Recommendation ranking is fundamentally an influence allocation problem: a sorting formula distributes ranking influence among competing factors, and the business outcome depends on finding the optimal "exchange rates" among them. However, offline proxy metrics systematically misjudge how influence reallocation translates to online impact, with asymmetric bias across metrics that a single calibration factor cannot correct. We present Sortify, the first fully autonomous LLM-driven ranking optimization agent deployed in a large-scale production recommendation system. The agent reframes ranking optimization as continuous influence exchange, closing the full loop from diagnosis to parameter deployment without human intervention. It addresses structural problems through three mechanisms: (1) a dual-channel framework grounded in Savage's Subjective Expected Utility (SEU) that decouples offline-online transfer correction (Belief channel) from constraint penalty adjustment (Preference channel); (2) an LLM meta-controller operating on framework-level parameters rather than low-level search variables; (3) a persistent Memory DB with 7 relational tables for cross-round learning. Its core metric, Influence Share, provides a decomposable measure where all factor contributions sum to exactly 100%. Sortify has been deployed across two markets. In Country A, the agent pushed GMV from -3.6% to +9.2% within 7 rounds with peak orders reaching +12.5%. In Country B, a cold-start deployment achieved +4.15% GMV/UU and +3.58% Ads Revenue in a 7-day A/B test, leading to full production rollout.

Figures (12)

• Figure 1: Three-panel overview: (a) dual-channel architecture diagram, (b) online GMV/Orders uplift trend across rounds, (c) LLM correction convergence curve
• Figure 2: Old vs. New Paradigm: Left---manual optimization loop (offline search, deploy, human judgment, discard state, repeat). Right---Sortify closed loop (offline search, deploy, auto-calibrate via dual channels, accumulate in Memory DB, repeat with improved priors). Highlights the structural differences: stateless vs. persistent, single-axis vs. dual-channel, manual vs. LLM-orchestrated.

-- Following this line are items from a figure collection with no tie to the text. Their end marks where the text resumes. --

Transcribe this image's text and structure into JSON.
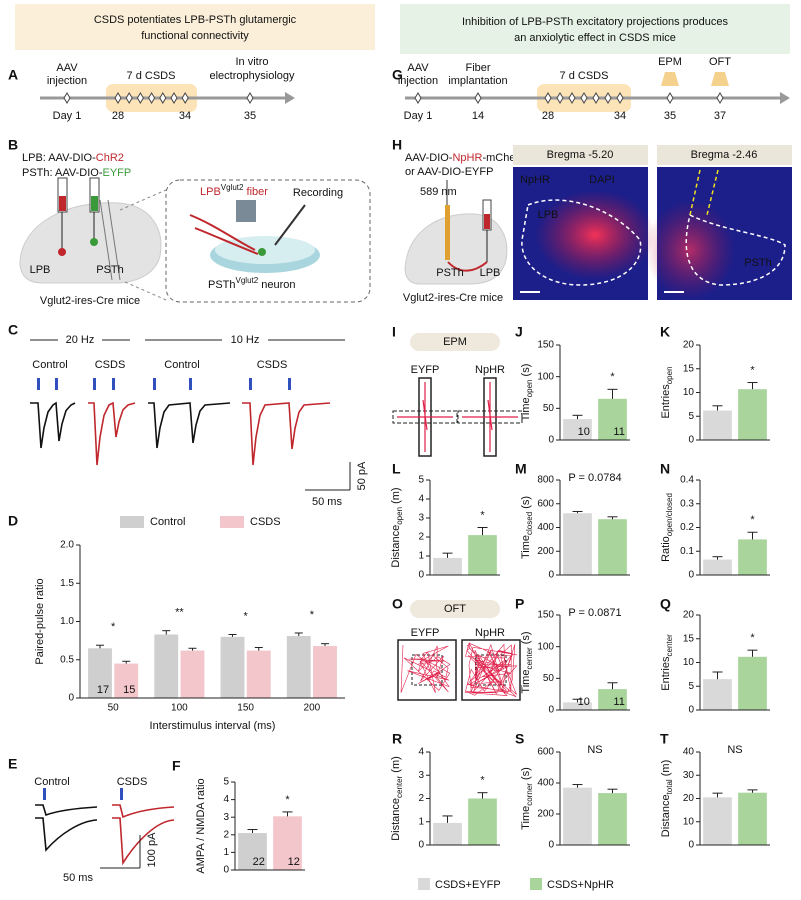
{
  "headers": {
    "left": [
      "CSDS potentiates LPB-PSTh glutamergic",
      "functional connectivity"
    ],
    "right": [
      "Inhibition of LPB-PSTh excitatory projections produces",
      "an anxiolytic effect in CSDS mice"
    ]
  },
  "letters": [
    "A",
    "B",
    "C",
    "E",
    "G",
    "H",
    "I",
    "O"
  ],
  "panel_a": {
    "events": [
      [
        "AAV",
        "injection"
      ],
      [
        "7 d CSDS"
      ],
      [
        "In vitro",
        "electrophysiology"
      ]
    ],
    "days": [
      "Day 1",
      "28",
      "34",
      "35"
    ]
  },
  "panel_b": {
    "vectors": [
      [
        "LPB: AAV-DIO-",
        "ChR2"
      ],
      [
        "PSTh: AAV-DIO-",
        "EYFP"
      ]
    ],
    "regions": [
      "LPB",
      "PSTh"
    ],
    "mouse": "Vglut2-ires-Cre mice",
    "fiber": [
      "LPB",
      "Vglut2",
      " fiber"
    ],
    "recording": "Recording",
    "neuron": [
      "PSTh",
      "Vglut2",
      " neuron"
    ]
  },
  "panel_c": {
    "frequencies": [
      "20 Hz",
      "10 Hz"
    ],
    "groups": [
      "Control",
      "CSDS",
      "Control",
      "CSDS"
    ],
    "scale": [
      "50 ms",
      "50 pA"
    ]
  },
  "panel_e": {
    "groups": [
      "Control",
      "CSDS"
    ],
    "scale": [
      "50 ms",
      "100 pA"
    ]
  },
  "panel_g": {
    "events": [
      [
        "AAV",
        "injection"
      ],
      [
        "Fiber",
        "implantation"
      ],
      [
        "7 d CSDS"
      ],
      [
        "EPM"
      ],
      [
        "OFT"
      ]
    ],
    "days": [
      "Day 1",
      "14",
      "28",
      "34",
      "35",
      "37"
    ]
  },
  "panel_h": {
    "vectors": [
      [
        "AAV-DIO-",
        "NpHR",
        "-mCherry"
      ],
      [
        "or AAV-DIO-EYFP"
      ]
    ],
    "laser": "589 nm",
    "regions": [
      "PSTh",
      "LPB"
    ],
    "mouse": "Vglut2-ires-Cre mice",
    "images": [
      "Bregma -5.20",
      "Bregma -2.46"
    ],
    "stains": [
      "NpHR",
      "DAPI"
    ],
    "image_regions": [
      "LPB",
      "PSTh"
    ]
  },
  "panel_i": {
    "test": "EPM",
    "groups": [
      "EYFP",
      "NpHR"
    ]
  },
  "panel_o": {
    "test": "OFT",
    "groups": [
      "EYFP",
      "NpHR"
    ]
  },
  "legend": [
    {
      "name": "CSDS+EYFP",
      "color": "#d9d9d9"
    },
    {
      "name": "CSDS+NpHR",
      "color": "#a9d59c"
    }
  ],
  "chart_data": [
    {
      "type": "bar",
      "panel": "D",
      "ylabel": [
        "Paired-pulse ratio"
      ],
      "xlabel": "Interstimulus interval (ms)",
      "categories": [
        "50",
        "100",
        "150",
        "200"
      ],
      "series": [
        {
          "name": "Control",
          "color": "#cfcfcf",
          "values": [
            0.65,
            0.83,
            0.8,
            0.81
          ],
          "errors": [
            0.04,
            0.05,
            0.03,
            0.04
          ]
        },
        {
          "name": "CSDS",
          "color": "#f2c6ca",
          "values": [
            0.45,
            0.62,
            0.62,
            0.68
          ],
          "errors": [
            0.03,
            0.03,
            0.04,
            0.03
          ]
        }
      ],
      "annotations": [
        "*",
        "**",
        "*",
        "*"
      ],
      "n_labels": [
        17,
        15
      ],
      "ylim": [
        0,
        2
      ],
      "yticks": [
        0,
        0.5,
        {
          "value": 1,
          "label": "1.0"
        },
        1.5,
        {
          "value": 2,
          "label": "2.0"
        }
      ]
    },
    {
      "type": "bar",
      "panel": "F",
      "ylabel": [
        "AMPA / NMDA ratio"
      ],
      "values": [
        2.1,
        3.05
      ],
      "errors": [
        0.2,
        0.25
      ],
      "colors": [
        "#cfcfcf",
        "#f2c6ca"
      ],
      "annotation": "*",
      "n_labels": [
        22,
        12
      ],
      "ylim": [
        0,
        5
      ],
      "yticks": [
        0,
        1,
        2,
        3,
        4,
        5
      ]
    },
    {
      "type": "bar",
      "panel": "J",
      "ylabel": [
        "Time",
        "open",
        " (s)"
      ],
      "values": [
        33,
        65
      ],
      "errors": [
        6,
        15
      ],
      "colors": [
        "#d9d9d9",
        "#a9d59c"
      ],
      "annotation": "*",
      "n_labels": [
        10,
        11
      ],
      "ylim": [
        0,
        150
      ],
      "yticks": [
        0,
        50,
        100,
        150
      ]
    },
    {
      "type": "bar",
      "panel": "K",
      "ylabel": [
        "Entries",
        "open"
      ],
      "values": [
        6.2,
        10.7
      ],
      "errors": [
        1.0,
        1.4
      ],
      "colors": [
        "#d9d9d9",
        "#a9d59c"
      ],
      "annotation": "*",
      "ylim": [
        0,
        20
      ],
      "yticks": [
        0,
        5,
        10,
        15,
        20
      ]
    },
    {
      "type": "bar",
      "panel": "L",
      "ylabel": [
        "Distance",
        "open",
        " (m)"
      ],
      "values": [
        0.9,
        2.1
      ],
      "errors": [
        0.25,
        0.4
      ],
      "colors": [
        "#d9d9d9",
        "#a9d59c"
      ],
      "annotation": "*",
      "ylim": [
        0,
        5
      ],
      "yticks": [
        0,
        1,
        2,
        3,
        4,
        5
      ]
    },
    {
      "type": "bar",
      "panel": "M",
      "ylabel": [
        "Time",
        "closed",
        " (s)"
      ],
      "values": [
        520,
        470
      ],
      "errors": [
        15,
        20
      ],
      "colors": [
        "#d9d9d9",
        "#a9d59c"
      ],
      "annotation": "P = 0.0784",
      "ylim": [
        0,
        800
      ],
      "yticks": [
        0,
        200,
        400,
        600,
        800
      ]
    },
    {
      "type": "bar",
      "panel": "N",
      "ylabel": [
        "Ratio",
        "open/closed"
      ],
      "values": [
        0.065,
        0.15
      ],
      "errors": [
        0.012,
        0.03
      ],
      "colors": [
        "#d9d9d9",
        "#a9d59c"
      ],
      "annotation": "*",
      "ylim": [
        0,
        0.4
      ],
      "yticks": [
        0,
        0.1,
        0.2,
        0.3,
        0.4
      ]
    },
    {
      "type": "bar",
      "panel": "P",
      "ylabel": [
        "Time",
        "center",
        " (s)"
      ],
      "values": [
        12,
        33
      ],
      "errors": [
        5,
        10
      ],
      "colors": [
        "#d9d9d9",
        "#a9d59c"
      ],
      "annotation": "P = 0.0871",
      "n_labels": [
        10,
        11
      ],
      "ylim": [
        0,
        150
      ],
      "yticks": [
        0,
        50,
        100,
        150
      ]
    },
    {
      "type": "bar",
      "panel": "Q",
      "ylabel": [
        "Entries",
        "center"
      ],
      "values": [
        6.5,
        11.2
      ],
      "errors": [
        1.5,
        1.4
      ],
      "colors": [
        "#d9d9d9",
        "#a9d59c"
      ],
      "annotation": "*",
      "ylim": [
        0,
        20
      ],
      "yticks": [
        0,
        5,
        10,
        15,
        20
      ]
    },
    {
      "type": "bar",
      "panel": "R",
      "ylabel": [
        "Distance",
        "center",
        " (m)"
      ],
      "values": [
        0.95,
        2.0
      ],
      "errors": [
        0.3,
        0.25
      ],
      "colors": [
        "#d9d9d9",
        "#a9d59c"
      ],
      "annotation": "*",
      "ylim": [
        0,
        4
      ],
      "yticks": [
        0,
        1,
        2,
        3,
        4
      ]
    },
    {
      "type": "bar",
      "panel": "S",
      "ylabel": [
        "Time",
        "corner",
        " (s)"
      ],
      "values": [
        370,
        335
      ],
      "errors": [
        20,
        25
      ],
      "colors": [
        "#d9d9d9",
        "#a9d59c"
      ],
      "annotation": "NS",
      "ylim": [
        0,
        600
      ],
      "yticks": [
        0,
        200,
        400,
        600
      ]
    },
    {
      "type": "bar",
      "panel": "T",
      "ylabel": [
        "Distance",
        "total",
        " (m)"
      ],
      "values": [
        20.5,
        22.5
      ],
      "errors": [
        1.8,
        1.2
      ],
      "colors": [
        "#d9d9d9",
        "#a9d59c"
      ],
      "annotation": "NS",
      "ylim": [
        0,
        40
      ],
      "yticks": [
        0,
        10,
        20,
        30,
        40
      ]
    }
  ]
}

• Figure 3: Three-layer architecture diagram. Layer 1 (Human/Config) feeds objectives and constraints to Layer 2 (LLM + Algorithm), which contains the Belief channel, Preference channel, and LLM meta-controller. Layer 2 outputs calibrated target_range and penalty_weight to Layer 3 (Optuna TPE Search, 5000 trials $\times$ 25 workers). Layer 3 produces best parameters $\to$ Redis $\to$ online A/B $\to$ Memory DB $\to$ back to Layer 2.
• Figure 4: Flow diagram showing: item pairs $\to$ pairwise score differences $\to$ per-factor share (sum=1) $\to$ rank-weighted aggregation $\to$$I_\text{gmv}$, $I_\text{order}$, $I_\text{ecpm\_term}$. Below: 7 parameters map into the sorting formula, changing factor contributions.
• Figure 5: Two-axis diagram. Horizontal axis: Belief (target_range = position of constraint boundary). Vertical axis: Preference (penalty_weight = hardness of constraint boundary). Arrows show LMS moving along Belief axis continuously, LLM making discrete jumps along Belief axis, and violation pressure moving along Preference axis. The two axes are orthogonal --- corrections on one do not affect the other.